ECLI:NL:RBDHA:2024:14045

Rechtbank Den Haag

Datum uitspraak
3 september 2024
Publicatiedatum
3 september 2024
Zaaknummer
NL24.29816
Instantie
Rechtbank Den Haag
Type
Uitspraak
Rechtsgebied
Bestuursrecht; Vreemdelingenrecht
Procedures
  • Voorlopige voorziening
Vindplaatsen
  • Rechtspraak.nl
AI samenvatting door LexboostAutomatisch gegenereerd

Afwijzing verzoek voorlopige voorziening asielaanvraag op grond van Dublin-regelgeving

In de zaak tussen verzoekers, een Syrisch gezin, en de minister van Asiel en Migratie, heeft de voorzieningenrechter van de Rechtbank Den Haag op 3 september 2024 uitspraak gedaan. Verzoekers hadden een aanvraag ingediend voor een verblijfsvergunning asiel voor bepaalde tijd, maar deze aanvraag werd door de minister niet in behandeling genomen. De reden hiervoor was dat Duitsland verantwoordelijk werd geacht voor de behandeling van de asielaanvraag, conform de Dublin-regelgeving. Verzoekers hebben hiertegen beroep ingesteld en verzocht om een voorlopige voorziening.

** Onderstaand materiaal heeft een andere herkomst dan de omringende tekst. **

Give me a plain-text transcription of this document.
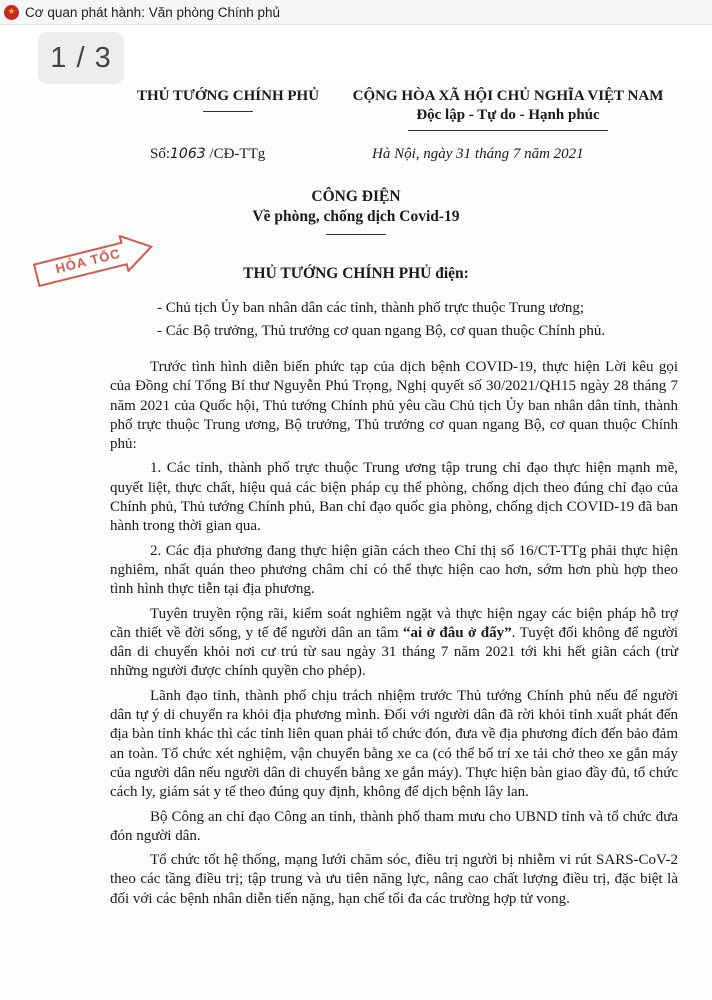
Cơ quan phát hành: Văn phòng Chính phủ
THỦ TƯỚNG CHÍNH PHỦ	CỘNG HÒA XÃ HỘI CHỦ NGHĨA VIỆT NAM
Độc lập - Tự do - Hạnh phúc
Số:1063 /CĐ-TTg	Hà Nội, ngày 31 tháng 7 năm 2021
CÔNG ĐIỆN
Về phòng, chống dịch Covid-19
HỎA TỐC	THỦ TƯỚNG CHÍNH PHỦ điện:
- Chủ tịch Ủy ban nhân dân các tỉnh, thành phố trực thuộc Trung ương;
- Các Bộ trưởng, Thủ trưởng cơ quan ngang Bộ, cơ quan thuộc Chính phủ.

Trước tình hình diễn biến phức tạp của dịch bệnh COVID-19, thực hiện Lời kêu gọi của Đồng chí Tổng Bí thư Nguyễn Phú Trọng, Nghị quyết số 30/2021/QH15 ngày 28 tháng 7 năm 2021 của Quốc hội, Thủ tướng Chính phủ yêu cầu Chủ tịch Ủy ban nhân dân tỉnh, thành phố trực thuộc Trung ương, Bộ trưởng, Thủ trưởng cơ quan ngang Bộ, cơ quan thuộc Chính phủ:

1. Các tỉnh, thành phố trực thuộc Trung ương tập trung chỉ đạo thực hiện mạnh mẽ, quyết liệt, thực chất, hiệu quả các biện pháp cụ thể phòng, chống dịch theo đúng chỉ đạo của Chính phủ, Thủ tướng Chính phủ, Ban chỉ đạo quốc gia phòng, chống dịch COVID-19 đã ban hành trong thời gian qua.

2. Các địa phương đang thực hiện giãn cách theo Chỉ thị số 16/CT-TTg phải thực hiện nghiêm, nhất quán theo phương châm chỉ có thể thực hiện cao hơn, sớm hơn phù hợp theo tình hình thực tiễn tại địa phương.

Tuyên truyền rộng rãi, kiểm soát nghiêm ngặt và thực hiện ngay các biện pháp hỗ trợ cần thiết về đời sống, y tế để người dân an tâm “ai ở đâu ở đấy”. Tuyệt đối không để người dân di chuyển khỏi nơi cư trú từ sau ngày 31 tháng 7 năm 2021 tới khi hết giãn cách (trừ những người được chính quyền cho phép).

Lãnh đạo tỉnh, thành phố chịu trách nhiệm trước Thủ tướng Chính phủ nếu để người dân tự ý di chuyển ra khỏi địa phương mình. Đối với người dân đã rời khỏi tỉnh xuất phát đến địa bàn tỉnh khác thì các tỉnh liên quan phải tổ chức đón, đưa về địa phương đích đến bảo đảm an toàn. Tổ chức xét nghiệm, vận chuyển bằng xe ca (có thể bố trí xe tải chở theo xe gắn máy của người dân nếu người dân di chuyển bằng xe gắn máy). Thực hiện bàn giao đầy đủ, tổ chức cách ly, giám sát y tế theo đúng quy định, không để dịch bệnh lây lan.

Bộ Công an chỉ đạo Công an tỉnh, thành phố tham mưu cho UBND tỉnh và tổ chức đưa đón người dân.

Tổ chức tốt hệ thống, mạng lưới chăm sóc, điều trị người bị nhiễm vi rút SARS-CoV-2 theo các tầng điều trị; tập trung và ưu tiên năng lực, nâng cao chất lượng điều trị, đặc biệt là đối với các bệnh nhân diễn tiến nặng, hạn chế tối đa các trường hợp tử vong.

1 / 3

De voorzieningenrechter heeft op basis van artikel 8:83, derde lid, van de Algemene wet bestuursrecht (Awb) uitspraak gedaan zonder zitting. Tijdens de uitspraak werd opgemerkt dat er op dezelfde dag ook een uitspraak is gedaan in een andere zaak (zaaknummer NL24.29815) die betrekking heeft op het beroep van verzoekers. Aangezien er inmiddels een uitspraak is gedaan op het beroep, was er geen noodzaak meer voor een voorlopige voorziening. Daarom heeft de voorzieningenrechter het verzoek om een voorlopige voorziening afgewezen.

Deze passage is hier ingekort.